Jack turned and stared at Anya and she stared right back. Tom would have asked what was going on between them, but he couldn’t speak. He had to sit down. He quickly righted his chair and dropped into it, panting for air as his chest tightened.

He remembered now where he’d seen that horned alligator before.

12

Semelee dropped the eye-shell and fell to the floor, clutchin’ her left side. She felt as if someone had shoved a spear halfway through her. Never in her life had she felt pain like this.

“It hurts, Luke. Oh, God, it hurts!”

He hovered over her, hands reachin’ toward her, then pull in back. “What happened? What’s wrong?”

“Not sure.” The pain was easin’ off now. “Don’t know how, but Devil got hurt. Hurt bad.”

“Did you finish the old man?”

“No. I couldn’t get to him.”

“That old guy?” Luke’s tone said he didn’t believe a word of it. “He hurt Devil?”

“No-no. It was the same like in the hospital, only ten times worse. There was this line I couldn’t cross without feelin’ like I was gonna be sick or explode or both. I couldn’t push Devil past it.” Truth was, she couldn’t push herself past it. “And then this pain in Devil’s side that I felt too. Like he was bein’ stabbed, but from the inside.”

“The old guy’s kid?”

“I don’t think so. This wasn’t even at the old man’s house. It was at the old lady’s next door. It’s her. Gotta be her. She’s the one that’s been messin’ us up.”

“Whatta we do?”

“I don’t know. I’ll worry about that later. First thing I gotta do is get Devil home. He’s hurt bad, and he won’t know where he is. I gotta bring him in.”

She looked down at her eye-shell. She knew that if she put it on she’d feel that pain again. But she had to. She couldn’t leave Devil hangin’. Had to bring him back to his gator hole where he could wallow and heal up.

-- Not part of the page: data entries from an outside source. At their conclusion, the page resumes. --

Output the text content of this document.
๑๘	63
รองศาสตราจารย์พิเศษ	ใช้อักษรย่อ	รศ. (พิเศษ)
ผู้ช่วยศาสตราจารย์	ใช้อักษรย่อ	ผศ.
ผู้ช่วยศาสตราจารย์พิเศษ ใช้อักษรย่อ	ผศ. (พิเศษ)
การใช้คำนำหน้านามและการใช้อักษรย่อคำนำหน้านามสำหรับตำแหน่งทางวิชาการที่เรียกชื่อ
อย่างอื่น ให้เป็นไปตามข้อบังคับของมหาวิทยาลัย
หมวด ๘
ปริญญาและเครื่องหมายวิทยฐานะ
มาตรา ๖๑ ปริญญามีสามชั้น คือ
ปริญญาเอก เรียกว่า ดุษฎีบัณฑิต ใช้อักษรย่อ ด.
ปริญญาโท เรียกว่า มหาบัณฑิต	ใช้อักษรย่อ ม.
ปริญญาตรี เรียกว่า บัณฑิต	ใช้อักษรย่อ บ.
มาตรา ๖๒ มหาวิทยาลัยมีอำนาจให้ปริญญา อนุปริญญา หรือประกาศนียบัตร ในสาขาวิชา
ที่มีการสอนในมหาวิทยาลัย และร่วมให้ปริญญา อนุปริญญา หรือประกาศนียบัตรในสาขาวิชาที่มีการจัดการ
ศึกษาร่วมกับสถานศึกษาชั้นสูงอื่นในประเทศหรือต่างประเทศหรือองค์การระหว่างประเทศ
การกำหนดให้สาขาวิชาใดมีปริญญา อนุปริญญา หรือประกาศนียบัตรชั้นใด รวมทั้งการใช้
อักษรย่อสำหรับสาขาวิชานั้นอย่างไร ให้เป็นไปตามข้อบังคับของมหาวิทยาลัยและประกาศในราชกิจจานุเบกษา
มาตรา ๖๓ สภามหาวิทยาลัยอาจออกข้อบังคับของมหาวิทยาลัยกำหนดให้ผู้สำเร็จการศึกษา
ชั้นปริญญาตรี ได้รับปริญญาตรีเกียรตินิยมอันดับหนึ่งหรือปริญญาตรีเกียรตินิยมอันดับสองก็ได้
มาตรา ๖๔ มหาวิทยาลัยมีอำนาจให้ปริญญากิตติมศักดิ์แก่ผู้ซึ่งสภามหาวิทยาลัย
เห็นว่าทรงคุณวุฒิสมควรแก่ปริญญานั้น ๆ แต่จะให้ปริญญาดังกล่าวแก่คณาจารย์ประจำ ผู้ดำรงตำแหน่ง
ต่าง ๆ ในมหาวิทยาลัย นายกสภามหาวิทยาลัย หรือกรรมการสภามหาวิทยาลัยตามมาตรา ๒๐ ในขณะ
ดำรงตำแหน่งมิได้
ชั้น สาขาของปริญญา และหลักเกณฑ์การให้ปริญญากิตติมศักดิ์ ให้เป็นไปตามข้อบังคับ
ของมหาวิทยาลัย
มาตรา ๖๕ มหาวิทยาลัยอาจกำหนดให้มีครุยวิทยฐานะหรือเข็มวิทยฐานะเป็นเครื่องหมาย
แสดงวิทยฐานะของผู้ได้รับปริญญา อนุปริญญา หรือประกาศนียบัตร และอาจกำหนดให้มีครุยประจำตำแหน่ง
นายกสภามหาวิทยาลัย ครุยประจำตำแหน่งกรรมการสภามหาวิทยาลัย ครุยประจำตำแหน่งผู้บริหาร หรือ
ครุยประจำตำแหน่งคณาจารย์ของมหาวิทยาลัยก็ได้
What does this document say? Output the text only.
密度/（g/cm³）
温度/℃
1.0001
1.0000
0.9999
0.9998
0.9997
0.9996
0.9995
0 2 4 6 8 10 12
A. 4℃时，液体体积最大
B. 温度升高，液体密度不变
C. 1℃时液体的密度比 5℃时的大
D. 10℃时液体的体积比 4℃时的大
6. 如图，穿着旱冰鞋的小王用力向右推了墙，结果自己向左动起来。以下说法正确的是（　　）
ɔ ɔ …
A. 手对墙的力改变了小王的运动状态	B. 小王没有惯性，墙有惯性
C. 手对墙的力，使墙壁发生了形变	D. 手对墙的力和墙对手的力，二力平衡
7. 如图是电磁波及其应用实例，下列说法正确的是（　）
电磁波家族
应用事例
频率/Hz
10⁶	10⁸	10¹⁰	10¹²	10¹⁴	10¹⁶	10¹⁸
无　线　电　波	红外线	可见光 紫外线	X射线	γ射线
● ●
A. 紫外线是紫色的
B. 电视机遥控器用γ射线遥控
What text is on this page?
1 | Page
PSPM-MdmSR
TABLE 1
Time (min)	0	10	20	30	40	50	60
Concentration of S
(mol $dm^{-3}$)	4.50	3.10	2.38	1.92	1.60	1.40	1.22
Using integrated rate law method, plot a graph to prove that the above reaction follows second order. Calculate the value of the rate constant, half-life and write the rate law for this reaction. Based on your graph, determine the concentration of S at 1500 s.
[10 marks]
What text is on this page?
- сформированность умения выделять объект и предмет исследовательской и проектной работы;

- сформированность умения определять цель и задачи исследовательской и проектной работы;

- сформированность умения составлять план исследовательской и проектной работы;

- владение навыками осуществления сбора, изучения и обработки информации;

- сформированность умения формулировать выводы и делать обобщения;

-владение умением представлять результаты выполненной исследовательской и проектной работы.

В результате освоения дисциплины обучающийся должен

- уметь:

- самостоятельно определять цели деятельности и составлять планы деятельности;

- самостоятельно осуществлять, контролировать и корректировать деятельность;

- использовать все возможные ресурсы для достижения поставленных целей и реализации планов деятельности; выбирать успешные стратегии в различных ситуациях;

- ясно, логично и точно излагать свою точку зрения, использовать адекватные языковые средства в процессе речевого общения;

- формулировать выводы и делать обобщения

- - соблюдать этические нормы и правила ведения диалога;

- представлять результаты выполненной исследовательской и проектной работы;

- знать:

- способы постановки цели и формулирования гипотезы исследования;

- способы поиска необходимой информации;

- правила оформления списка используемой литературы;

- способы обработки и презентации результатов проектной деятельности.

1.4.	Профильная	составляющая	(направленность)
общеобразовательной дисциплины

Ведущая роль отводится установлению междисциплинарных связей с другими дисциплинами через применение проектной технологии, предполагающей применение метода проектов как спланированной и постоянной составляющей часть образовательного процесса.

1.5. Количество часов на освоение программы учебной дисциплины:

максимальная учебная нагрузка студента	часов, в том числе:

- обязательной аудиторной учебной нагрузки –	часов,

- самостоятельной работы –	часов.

How’d that skinny old hag do it? How’d she hurt Devil whose hide was like armor plate?

Semelee didn’t know but she was gonna find out. And when she did, that old lady was gonna pay for what she’d done to Devil. That bitch was gonna hurt like Devil. Maybe even worse.

13

“Dad? Are you okay?”

Tom looked up from his chair and found Jack staring at him, a worried look on his face.

I must look like hell, he thought. He tried to respond but all he could do was shake his head and sweat.

“Is it your heart?”

“No.” Finally he could speak. “Not my heart. It’s my head. I remember what happened Monday night.”

“You mean, Tuesday morning?”

“Whenever I had the accident. That…that alligator was there.”

“That same one?” Jack said.

“You think I could forget those horns and those extra legs?”

Anya was watching him from her recliner. “Don’t go out at night like you do—how many times did I tell you that?”

“Countless times.” He shook his head. “I should have listened.”

Jack dropped into his own chair, opposite. “But how does that alligator figure into your accident? Or doesn’t it?”

“Oh, it does. I remember it now. I was driving south along Pemberton, taking my time…”

No hurry, no place to go, no timetable to hew to on that warm yet unseasonably cool night. Cool enough to drive with the windows open, not worrying about the mosquitoes because even that easy pace was too fast for them. He remembered the hum of his tires on the pavement, the soft feel of the wind swirling through the car and the mix of fragrances riding it: the sour smell of the saw grass yearning for water, the sweetness of the flowering roadside bushes.